[Profiler] Optimize `reportMemoryUsage` (#71538)

Summary:
Pull Request resolved: https://github.com/pytorch/pytorch/pull/71538

`reportMemoryUsage` is kind of awful. It does a bunch of string writes and such that makes it VERY expensive. Just moving that work off the hot path reduces the overhead for `profile_memory` from ~6.5 us to ~1.2 us. (85% reduction in the kineto contribution to profiling overhead.)

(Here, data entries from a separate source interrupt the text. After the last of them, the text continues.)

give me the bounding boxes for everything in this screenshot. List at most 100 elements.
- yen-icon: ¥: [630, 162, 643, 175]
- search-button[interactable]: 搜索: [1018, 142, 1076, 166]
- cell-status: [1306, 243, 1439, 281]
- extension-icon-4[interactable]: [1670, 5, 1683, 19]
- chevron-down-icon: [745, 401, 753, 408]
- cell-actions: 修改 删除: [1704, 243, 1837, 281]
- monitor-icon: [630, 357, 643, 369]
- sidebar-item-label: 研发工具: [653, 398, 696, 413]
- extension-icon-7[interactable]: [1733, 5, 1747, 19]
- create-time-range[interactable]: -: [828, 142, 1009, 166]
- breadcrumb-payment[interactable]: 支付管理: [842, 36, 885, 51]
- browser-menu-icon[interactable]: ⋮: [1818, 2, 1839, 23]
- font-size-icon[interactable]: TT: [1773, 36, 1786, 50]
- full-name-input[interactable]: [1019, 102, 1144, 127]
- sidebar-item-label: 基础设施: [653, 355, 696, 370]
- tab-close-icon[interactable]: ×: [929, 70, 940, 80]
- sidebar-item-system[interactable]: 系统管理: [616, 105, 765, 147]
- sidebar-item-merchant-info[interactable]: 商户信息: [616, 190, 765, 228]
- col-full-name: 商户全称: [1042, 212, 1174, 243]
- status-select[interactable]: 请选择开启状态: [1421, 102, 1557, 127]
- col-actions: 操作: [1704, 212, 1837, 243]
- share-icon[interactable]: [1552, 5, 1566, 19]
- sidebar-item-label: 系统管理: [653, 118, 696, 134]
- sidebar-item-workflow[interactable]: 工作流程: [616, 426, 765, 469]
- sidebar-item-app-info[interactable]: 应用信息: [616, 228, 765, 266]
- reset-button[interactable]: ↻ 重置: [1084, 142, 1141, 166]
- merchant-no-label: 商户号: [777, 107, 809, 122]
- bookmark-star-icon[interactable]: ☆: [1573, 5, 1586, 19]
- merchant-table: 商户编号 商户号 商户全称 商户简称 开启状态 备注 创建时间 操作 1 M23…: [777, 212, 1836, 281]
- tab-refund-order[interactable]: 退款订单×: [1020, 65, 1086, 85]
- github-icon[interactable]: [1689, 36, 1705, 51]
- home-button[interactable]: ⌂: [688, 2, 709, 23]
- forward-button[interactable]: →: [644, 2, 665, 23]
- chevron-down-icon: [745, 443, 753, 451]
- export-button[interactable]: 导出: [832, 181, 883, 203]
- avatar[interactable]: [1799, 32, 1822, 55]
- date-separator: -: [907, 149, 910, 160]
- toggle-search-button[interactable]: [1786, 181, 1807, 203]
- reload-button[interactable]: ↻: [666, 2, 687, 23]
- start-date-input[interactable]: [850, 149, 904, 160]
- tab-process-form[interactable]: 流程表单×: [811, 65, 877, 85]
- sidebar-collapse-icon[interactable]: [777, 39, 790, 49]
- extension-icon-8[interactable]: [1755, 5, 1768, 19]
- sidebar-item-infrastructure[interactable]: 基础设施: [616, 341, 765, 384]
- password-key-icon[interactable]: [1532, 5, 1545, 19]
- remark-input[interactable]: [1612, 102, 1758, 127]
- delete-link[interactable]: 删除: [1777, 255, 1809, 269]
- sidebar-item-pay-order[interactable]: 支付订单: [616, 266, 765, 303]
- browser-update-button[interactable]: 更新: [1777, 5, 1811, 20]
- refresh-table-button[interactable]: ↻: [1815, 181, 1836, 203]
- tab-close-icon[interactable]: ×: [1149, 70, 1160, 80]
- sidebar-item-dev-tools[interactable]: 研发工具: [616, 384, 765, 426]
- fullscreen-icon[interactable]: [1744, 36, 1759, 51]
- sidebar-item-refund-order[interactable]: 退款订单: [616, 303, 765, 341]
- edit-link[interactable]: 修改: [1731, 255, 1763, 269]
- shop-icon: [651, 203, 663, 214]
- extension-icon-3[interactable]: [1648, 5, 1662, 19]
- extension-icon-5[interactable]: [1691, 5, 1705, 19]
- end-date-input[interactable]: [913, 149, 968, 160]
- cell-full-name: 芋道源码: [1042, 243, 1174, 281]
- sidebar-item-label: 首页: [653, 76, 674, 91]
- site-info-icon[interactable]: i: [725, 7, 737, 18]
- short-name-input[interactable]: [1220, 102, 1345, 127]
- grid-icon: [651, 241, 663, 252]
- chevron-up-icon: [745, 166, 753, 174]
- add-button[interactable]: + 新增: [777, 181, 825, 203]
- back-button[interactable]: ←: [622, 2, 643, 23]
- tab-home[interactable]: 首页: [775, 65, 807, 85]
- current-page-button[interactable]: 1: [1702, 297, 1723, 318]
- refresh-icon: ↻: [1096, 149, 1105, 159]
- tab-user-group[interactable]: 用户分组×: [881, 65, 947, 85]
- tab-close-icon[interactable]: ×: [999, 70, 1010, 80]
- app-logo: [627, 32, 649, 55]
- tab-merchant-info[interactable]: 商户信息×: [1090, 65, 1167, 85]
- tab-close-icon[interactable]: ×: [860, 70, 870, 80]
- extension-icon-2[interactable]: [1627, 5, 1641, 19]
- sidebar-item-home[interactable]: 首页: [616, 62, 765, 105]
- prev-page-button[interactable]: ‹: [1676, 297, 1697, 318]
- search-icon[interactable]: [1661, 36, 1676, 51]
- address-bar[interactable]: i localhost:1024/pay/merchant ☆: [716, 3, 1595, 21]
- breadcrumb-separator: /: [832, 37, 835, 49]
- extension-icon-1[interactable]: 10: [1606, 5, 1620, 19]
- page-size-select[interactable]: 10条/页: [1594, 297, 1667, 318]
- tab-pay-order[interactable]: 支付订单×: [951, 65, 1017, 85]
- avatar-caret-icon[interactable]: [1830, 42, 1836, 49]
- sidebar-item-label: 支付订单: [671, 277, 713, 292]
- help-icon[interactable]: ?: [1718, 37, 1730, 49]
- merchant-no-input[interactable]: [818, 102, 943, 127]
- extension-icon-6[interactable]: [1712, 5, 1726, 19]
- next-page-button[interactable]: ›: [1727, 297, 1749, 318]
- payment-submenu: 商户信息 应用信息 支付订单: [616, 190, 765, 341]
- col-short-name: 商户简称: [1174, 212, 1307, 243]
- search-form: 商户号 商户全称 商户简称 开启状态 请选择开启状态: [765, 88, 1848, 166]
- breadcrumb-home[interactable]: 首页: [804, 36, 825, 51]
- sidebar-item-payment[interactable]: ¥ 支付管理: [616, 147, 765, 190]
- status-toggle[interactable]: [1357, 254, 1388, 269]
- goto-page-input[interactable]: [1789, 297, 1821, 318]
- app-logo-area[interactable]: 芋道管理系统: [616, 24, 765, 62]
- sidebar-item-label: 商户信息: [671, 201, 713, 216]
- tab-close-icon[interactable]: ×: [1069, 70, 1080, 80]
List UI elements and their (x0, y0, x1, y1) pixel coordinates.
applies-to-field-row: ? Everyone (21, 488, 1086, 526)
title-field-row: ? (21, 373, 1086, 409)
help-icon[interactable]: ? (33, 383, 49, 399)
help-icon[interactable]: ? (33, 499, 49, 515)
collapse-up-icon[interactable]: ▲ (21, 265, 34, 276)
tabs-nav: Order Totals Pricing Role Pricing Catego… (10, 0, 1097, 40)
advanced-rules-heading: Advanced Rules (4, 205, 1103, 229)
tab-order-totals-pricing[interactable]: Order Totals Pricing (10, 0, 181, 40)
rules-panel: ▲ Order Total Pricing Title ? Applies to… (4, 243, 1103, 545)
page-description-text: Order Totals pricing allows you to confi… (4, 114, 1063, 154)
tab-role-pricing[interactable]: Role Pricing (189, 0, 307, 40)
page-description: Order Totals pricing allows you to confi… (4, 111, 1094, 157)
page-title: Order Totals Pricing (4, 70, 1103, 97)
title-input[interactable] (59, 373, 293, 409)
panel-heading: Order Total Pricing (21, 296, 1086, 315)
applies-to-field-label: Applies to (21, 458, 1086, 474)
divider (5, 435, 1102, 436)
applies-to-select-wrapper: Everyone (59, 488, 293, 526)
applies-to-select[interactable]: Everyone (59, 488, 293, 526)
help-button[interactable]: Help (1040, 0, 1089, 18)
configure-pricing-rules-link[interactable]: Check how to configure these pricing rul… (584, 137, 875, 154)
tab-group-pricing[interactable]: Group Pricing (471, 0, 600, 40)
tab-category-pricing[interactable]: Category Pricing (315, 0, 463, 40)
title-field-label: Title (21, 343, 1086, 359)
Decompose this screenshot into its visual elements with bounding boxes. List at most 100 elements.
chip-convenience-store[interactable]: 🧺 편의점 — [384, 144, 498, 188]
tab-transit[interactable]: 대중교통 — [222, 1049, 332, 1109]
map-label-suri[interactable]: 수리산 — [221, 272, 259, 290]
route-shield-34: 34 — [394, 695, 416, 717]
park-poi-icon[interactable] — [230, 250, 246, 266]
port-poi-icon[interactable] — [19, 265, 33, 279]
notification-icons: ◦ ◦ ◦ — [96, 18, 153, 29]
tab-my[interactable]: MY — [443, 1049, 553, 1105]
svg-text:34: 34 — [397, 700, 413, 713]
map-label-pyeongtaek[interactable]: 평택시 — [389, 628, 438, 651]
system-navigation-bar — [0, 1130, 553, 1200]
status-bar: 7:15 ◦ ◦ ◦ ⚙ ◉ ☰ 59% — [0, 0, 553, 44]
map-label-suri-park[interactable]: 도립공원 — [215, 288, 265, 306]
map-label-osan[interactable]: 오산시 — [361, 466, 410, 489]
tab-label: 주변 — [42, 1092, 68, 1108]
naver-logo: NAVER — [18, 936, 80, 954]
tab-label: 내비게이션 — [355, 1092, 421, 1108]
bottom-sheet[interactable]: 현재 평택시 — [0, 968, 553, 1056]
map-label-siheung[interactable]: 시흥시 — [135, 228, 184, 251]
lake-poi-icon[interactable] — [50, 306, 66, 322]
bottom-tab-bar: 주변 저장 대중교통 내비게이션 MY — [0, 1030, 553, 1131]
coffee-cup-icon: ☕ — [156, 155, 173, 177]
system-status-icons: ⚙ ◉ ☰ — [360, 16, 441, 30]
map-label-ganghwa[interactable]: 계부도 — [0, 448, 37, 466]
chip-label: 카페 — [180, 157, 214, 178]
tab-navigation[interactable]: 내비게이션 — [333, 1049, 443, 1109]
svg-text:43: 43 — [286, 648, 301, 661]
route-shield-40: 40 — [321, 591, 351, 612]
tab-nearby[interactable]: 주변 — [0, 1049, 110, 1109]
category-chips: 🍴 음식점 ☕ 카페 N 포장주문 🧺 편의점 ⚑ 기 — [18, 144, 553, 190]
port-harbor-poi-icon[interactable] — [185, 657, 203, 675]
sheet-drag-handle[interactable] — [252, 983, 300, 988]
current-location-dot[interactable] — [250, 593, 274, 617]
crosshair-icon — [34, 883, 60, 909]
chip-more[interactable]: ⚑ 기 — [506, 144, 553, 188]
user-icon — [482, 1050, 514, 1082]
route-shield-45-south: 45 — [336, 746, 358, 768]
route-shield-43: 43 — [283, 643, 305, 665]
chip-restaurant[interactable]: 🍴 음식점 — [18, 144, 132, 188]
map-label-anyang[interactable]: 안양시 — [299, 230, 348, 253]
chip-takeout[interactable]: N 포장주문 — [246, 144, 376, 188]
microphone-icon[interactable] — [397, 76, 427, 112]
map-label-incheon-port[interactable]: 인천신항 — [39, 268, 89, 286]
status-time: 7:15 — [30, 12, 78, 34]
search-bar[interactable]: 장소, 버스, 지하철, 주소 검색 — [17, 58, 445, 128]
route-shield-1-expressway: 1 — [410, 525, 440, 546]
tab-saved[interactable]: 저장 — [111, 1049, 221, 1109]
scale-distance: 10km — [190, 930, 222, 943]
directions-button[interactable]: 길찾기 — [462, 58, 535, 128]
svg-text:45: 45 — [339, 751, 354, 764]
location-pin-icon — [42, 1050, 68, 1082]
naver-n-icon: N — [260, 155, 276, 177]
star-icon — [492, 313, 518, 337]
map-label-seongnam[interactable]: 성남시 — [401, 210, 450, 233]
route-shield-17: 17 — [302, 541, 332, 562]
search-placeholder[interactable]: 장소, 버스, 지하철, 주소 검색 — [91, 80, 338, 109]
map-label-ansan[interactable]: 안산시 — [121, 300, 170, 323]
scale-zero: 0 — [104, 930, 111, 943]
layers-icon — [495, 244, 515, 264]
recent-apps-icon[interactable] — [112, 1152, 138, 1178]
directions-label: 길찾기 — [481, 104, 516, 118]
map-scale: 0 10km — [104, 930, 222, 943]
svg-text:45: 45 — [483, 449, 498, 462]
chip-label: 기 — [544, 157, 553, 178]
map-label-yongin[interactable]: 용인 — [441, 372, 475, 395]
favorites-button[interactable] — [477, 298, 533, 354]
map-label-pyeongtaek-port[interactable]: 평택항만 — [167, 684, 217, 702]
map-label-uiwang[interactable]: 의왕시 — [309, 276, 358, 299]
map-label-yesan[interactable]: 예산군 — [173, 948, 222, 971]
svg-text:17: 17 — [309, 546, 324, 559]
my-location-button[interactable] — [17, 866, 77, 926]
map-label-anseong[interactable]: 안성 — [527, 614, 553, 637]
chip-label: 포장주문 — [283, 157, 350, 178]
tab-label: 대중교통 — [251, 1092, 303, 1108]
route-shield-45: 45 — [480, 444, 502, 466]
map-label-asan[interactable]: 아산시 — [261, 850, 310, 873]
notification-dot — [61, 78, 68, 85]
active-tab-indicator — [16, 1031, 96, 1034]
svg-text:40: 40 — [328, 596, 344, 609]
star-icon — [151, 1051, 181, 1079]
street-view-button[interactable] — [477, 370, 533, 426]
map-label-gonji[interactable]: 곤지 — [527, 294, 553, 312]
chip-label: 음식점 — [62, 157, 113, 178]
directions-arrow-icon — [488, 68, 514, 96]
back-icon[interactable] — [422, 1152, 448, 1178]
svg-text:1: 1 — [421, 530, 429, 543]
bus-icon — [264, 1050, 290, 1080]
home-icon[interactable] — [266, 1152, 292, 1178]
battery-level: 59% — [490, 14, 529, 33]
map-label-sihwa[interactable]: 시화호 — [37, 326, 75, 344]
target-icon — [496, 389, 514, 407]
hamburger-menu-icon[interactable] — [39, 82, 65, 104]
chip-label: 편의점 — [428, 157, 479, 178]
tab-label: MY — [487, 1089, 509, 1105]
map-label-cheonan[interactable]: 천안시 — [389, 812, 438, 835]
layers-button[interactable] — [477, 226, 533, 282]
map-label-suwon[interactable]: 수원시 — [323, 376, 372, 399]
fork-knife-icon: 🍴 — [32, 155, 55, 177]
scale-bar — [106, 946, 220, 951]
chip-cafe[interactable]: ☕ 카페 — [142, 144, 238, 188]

Test Plan: Ran ubenchmark with `--op empty --stressTestKineto --kinetoProfileMemory`

Reviewed By: swolchok

Differential Revision: D32730167

fbshipit-source-id: fe18e8fa3881967cad8fa1c26c71c805e9b034e5
(cherry picked from commit 0d394cb252e6eac78626b467e0bb497d6d6ae86c)
diff --git a/torch/csrc/autograd/profiler_kineto.cpp b/torch/csrc/autograd/profiler_kineto.cpp
index 206bd52..cc42e6d 100644
--- a/torch/csrc/autograd/profiler_kineto.cpp
+++ b/torch/csrc/autograd/profiler_kineto.cpp
@@ -155,6 +155,19 @@
     torch::profiler::impl::CUDAEventStub cuda_event_end_ = nullptr;
 };
 
+struct MemoryEventData {
+  int64_t start_time;
+  void* ptr;
+  int64_t alloc_size;
+  int64_t total_allocated;
+  int64_t total_reserved;
+  uint64_t threadID;
+  torch::profiler::impl::kineto::DeviceAndResource kineto_info;
+  c10::DeviceType device_type;
+  c10::DeviceIndex device_index;
+};
+static_assert(std::is_pod<MemoryEventData>::value, "Non-POD member of MemoryEventData.");
+
 // Assumption: Total threads number will not exceed 2^16-1, and total ops will
 // not exceed 2^48 -1.
 static inline uint64_t getForwardThreadKey(uint64_t tid, uint64_t seqNr) {
@@ -204,29 +217,16 @@
       int64_t total_reserved,
       c10::Device device) override {
     if (config_.profile_memory && config_.state != ProfilerState::Disabled) {
-      std::lock_guard<std::mutex> guard(state_mutex_);
-      auto start_time = getTimeUs();
-      if (cpu_trace_) {
-        torch::profiler::impl::kineto::recordThreadInfo();
-        cpu_trace_.addMemoryUsageActivity(
-            kMemoryEventName,
-            torch::profiler::impl::kineto::kineto_ids(),
-            start_time,
-            device,
-            ptr,
-            alloc_size,
-            total_allocated,
-            total_reserved);
-      }
-
-      kineto_events_.emplace_back();
-      auto& evt = kineto_events_.back();
-      evt.name(kMemoryEventName)
-          .startUs(start_time)
-          .deviceIndex(device.index())
-          .deviceType(device.type())
-          .nBytes(alloc_size)
-          .startThreadId(at::RecordFunction::currentThreadId());
+      memory_events_.push_back(
+          {getTimeUs(),
+           ptr,
+           alloc_size,
+           total_allocated,
+           total_reserved,
+           at::RecordFunction::currentThreadId(),
+           torch::profiler::impl::kineto::kineto_ids(),
+           device.type(),
+           device.index()});
     }
   }
 
@@ -264,6 +264,28 @@
 
   void materializeOpEvents() {
     std::lock_guard<std::mutex> guard(state_mutex_);
+
+    for (const auto& e : memory_events_) {
+        cpu_trace_.addMemoryUsageActivity(
+            kMemoryEventName,
+            e.kineto_info,
+            e.start_time,
+            c10::Device(e.device_type, e.device_index),
+            e.ptr,
+            e.alloc_size,
+            e.total_allocated,
+            e.total_reserved);
+
+      kineto_events_.emplace_back();
+      auto& evt = kineto_events_.back();
+      evt.name(kMemoryEventName)
+          .startUs(e.start_time)
+          .deviceIndex(e.device_index)
+          .deviceType(e.device_type)
+          .nBytes(e.alloc_size)
+          .startThreadId(e.threadID);
+    }
+
     for (const auto& e : op_events_) {
       if (e.end_us_ < e.start_us_) {
         // We initialize end_us_ to the smallest int64_t, so this means that
@@ -585,6 +607,7 @@
   uint64_t start_time_;
   std::set<torch::profiler::impl::ActivityType> activities_;
   std::deque<OpEventData> op_events_;
+  std::deque<MemoryEventData> memory_events_;
   torch::profiler::impl::kineto::TraceWrapper cpu_trace_;
   std::vector<KinetoEvent> kineto_events_;
   // Optional, if event post-processing is enabled.